Die Geschichte von Lea
Ich weiss nicht mehr viel von dem Ort, wo ich geboren bin. Es
war eng und dunkel und nie spielte ein Mensch mit uns. Ich erinnere mich noch an
Mama und ihr weiches Fell, aber sie war oft krank und sehr dünn. Sie hatte nur
wenig Milch für mich und meine Brüder und Schwestern. Die meisten von ihnen
waren plötzlich gestorben. Als sie mich von meiner Mutter wegnahmen, hatte ich
furchtbare Angst und war so traurig. Meine Milchzähne waren kaum durchgestossen
und ich hätte meine Mama doch noch so sehr gebraucht. Arme Mama, es ging ihr so
schlecht. Die Menschen sagten, dass sie jetzt endlich Geld wollten und dass das
Geschrei meiner Schwester und mir ihnen auf die Nerven gingen. So wurden wir
eines Tages in eine Kiste verladen und fortgebracht. Wir kuschelten uns
aneinander und fühlten wie wir beide zitterten, ohnmächtig vor Angst. Niemand
kam, um uns zu trösten. All diese seltsamen Geräusche und erst noch die Gerüche
- wir sind in einem „Petshop", einem Laden, wo es viele verschiedene Tiere gibt.
Einige miauen, andere piepsen, einige pfeifen. Wir hören auch das Wimmern von
andern Welpen. Meine Schwester und ich drücken uns eng zusammen in dem kleinen
Käfig. Manchmal kommen Menschen uns anschauen, oft ganz kleine Menschen, die
sehr fröhlich aussehen, als wollten sie mit uns spielen. Tag um Tag verbringen
wir in unserem kleinen Käfig. Manchmal packt uns jemand und hebt uns hoch um uns
zu begutachten. Einige sind freundlich und streicheln uns, andere sind grob und
tun uns weh. Oft hören wir sagen „oh, sind die süss, ich will eines", aber dann
gehen die Leute wieder fort. Letzte Nacht ist meine Schwester gestorben. Ich
habe meinen Kopf an ihr weiches Fell gelegt und gespürt, wie das Leben aus dem
dünnen Körperchen gewichen ist. Als sie sie am Morgen aus dem Käfig nehmen sagen
sie, sie sei krank gewesen und ich sollte verbilligt abgegeben werden, damit ich
bald wegkomme. Niemand beachtet mein leises Weinen, als mein kleines
Schwesterchen weggeworfen wird. Heute ist eine Familie gekommen und hat mich
gekauft ! Jetzt wird alles gut ! Es sind sehr nette Leute, die sich tatsächlich
für MICH entschieden haben. Sie haben gutes Futter und einen schönen Napf dabei
und das kleine Mädchen trägt mich ganz zärtlich auf den Armen. Ihr Vater und
Mutter sagen, ich sei ein ganz süßes und braves Hundchen. Ich heiße jetzt Lea.

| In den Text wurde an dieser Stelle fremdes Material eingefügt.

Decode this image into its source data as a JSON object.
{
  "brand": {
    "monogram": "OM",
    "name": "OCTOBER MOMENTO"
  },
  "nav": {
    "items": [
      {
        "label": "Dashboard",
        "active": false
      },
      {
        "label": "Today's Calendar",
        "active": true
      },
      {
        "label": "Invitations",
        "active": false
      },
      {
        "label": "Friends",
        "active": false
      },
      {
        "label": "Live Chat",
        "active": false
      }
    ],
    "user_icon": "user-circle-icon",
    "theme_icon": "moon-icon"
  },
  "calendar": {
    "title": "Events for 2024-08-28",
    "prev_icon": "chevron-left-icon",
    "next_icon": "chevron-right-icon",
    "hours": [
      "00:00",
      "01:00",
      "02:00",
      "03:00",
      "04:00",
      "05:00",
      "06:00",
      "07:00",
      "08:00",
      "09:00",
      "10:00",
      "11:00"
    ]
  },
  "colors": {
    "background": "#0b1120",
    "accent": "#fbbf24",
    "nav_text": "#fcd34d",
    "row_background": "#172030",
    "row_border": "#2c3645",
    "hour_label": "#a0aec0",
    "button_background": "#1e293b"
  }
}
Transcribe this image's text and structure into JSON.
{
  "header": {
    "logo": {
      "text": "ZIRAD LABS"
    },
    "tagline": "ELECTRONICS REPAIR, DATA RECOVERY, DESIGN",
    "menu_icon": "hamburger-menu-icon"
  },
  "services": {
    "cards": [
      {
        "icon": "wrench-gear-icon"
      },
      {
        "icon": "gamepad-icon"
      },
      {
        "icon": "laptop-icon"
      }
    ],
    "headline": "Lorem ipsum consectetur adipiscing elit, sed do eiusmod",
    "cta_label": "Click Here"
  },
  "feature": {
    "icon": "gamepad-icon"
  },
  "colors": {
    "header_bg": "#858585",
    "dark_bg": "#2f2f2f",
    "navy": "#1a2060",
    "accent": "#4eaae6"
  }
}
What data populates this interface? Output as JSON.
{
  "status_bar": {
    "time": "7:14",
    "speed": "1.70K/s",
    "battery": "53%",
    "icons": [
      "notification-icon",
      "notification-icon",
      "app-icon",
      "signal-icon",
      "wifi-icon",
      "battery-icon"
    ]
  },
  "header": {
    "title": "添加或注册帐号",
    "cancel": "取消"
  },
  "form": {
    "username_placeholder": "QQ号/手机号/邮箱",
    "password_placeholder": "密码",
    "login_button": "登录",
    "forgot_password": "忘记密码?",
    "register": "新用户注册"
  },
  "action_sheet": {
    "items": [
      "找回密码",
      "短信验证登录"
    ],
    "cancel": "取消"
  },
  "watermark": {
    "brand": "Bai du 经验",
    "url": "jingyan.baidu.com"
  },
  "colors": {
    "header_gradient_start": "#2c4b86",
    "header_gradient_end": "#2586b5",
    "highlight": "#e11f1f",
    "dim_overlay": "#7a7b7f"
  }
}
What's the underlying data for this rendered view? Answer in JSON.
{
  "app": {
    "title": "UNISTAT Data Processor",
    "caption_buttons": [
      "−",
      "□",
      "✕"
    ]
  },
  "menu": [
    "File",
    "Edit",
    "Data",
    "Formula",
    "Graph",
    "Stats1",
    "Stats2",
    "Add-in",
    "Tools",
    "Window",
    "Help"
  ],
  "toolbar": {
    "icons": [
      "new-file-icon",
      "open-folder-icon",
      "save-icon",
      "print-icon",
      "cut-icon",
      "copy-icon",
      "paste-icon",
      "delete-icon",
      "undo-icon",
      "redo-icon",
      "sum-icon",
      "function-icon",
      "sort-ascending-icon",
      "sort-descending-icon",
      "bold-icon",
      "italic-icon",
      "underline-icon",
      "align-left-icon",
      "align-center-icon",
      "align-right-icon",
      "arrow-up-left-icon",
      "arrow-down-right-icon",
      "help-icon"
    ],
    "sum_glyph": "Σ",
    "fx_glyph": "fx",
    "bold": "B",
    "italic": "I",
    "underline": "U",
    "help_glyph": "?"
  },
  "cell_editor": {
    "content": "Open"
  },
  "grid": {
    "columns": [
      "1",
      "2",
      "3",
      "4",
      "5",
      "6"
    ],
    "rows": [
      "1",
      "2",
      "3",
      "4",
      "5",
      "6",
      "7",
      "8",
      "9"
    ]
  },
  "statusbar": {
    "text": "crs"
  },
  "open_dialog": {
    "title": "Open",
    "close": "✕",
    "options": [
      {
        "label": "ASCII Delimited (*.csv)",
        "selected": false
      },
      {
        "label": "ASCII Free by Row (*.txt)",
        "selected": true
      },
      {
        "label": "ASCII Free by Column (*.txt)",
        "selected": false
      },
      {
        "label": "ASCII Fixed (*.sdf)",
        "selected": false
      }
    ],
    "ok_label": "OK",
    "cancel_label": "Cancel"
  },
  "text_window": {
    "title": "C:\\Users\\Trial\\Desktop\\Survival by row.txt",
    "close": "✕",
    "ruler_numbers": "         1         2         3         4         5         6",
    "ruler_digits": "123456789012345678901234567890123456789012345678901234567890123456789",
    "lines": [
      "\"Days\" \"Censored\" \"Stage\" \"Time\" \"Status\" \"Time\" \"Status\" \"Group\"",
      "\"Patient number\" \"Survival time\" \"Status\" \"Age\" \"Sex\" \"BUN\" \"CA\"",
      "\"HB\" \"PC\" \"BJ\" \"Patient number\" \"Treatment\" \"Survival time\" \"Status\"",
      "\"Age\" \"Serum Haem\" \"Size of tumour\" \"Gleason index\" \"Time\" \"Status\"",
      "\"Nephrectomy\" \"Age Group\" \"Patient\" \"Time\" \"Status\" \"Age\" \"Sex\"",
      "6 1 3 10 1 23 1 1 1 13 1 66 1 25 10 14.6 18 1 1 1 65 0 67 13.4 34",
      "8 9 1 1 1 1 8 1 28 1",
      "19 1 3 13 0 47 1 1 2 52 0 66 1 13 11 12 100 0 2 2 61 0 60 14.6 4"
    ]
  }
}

Ich darf meine neue Familie sogar abschlabbern, das ist wunderbar. Sie lehren
mich freundlich, was ich tun darf und was nicht, passen gut auf mich auf, geben
mir herrliches Essen und viel, viel Liebe. Nichts will ich mehr, als diesen
wunderbaren Menschen gefallen und nichts ist schöner als mit dem kleinen Mädchen
herumzutollen und zu spielen. Erster Besuch beim Tierarzt. Es war ein seltsamer
Ort, mir schauderte. Ich bekam einige Spritzen. Meine beste Freundin, das kleine
Mädchen, hielt mich sanft und sagte, es wäre ok, dann entspannte ich mich. Der
Tierarzt schien meinen geliebten Menschen traurige Worte zu sagen, sie sahen
ganz bestürzt aus. Ich hörte etwas von schweren Mängeln und von Dysplasie E und
von Herz zwei. Er sprach von wilden Züchtern und dass meine Eltern nie
gesundheitlich getestet worden seien. Ich habe nichts von alledem begriffen aber
es war furchtbar, meine Familie so traurig zu sehen. Jetzt bin ich sechs Monate
alt. Meine gleichaltrigen Artgenossen sind wild und stark, aber mir tut jede
Bewegung schrecklich weh. Die Schmerzen gehen nie weg. Außerdem kriege ich
gleich Atemnot, wenn ich nur ein wenig mit dem kleinen Mädchen spielen will. Ich
möchte so gerne ein kräftiger Hund sein, aber ich schaffe es einfach nicht.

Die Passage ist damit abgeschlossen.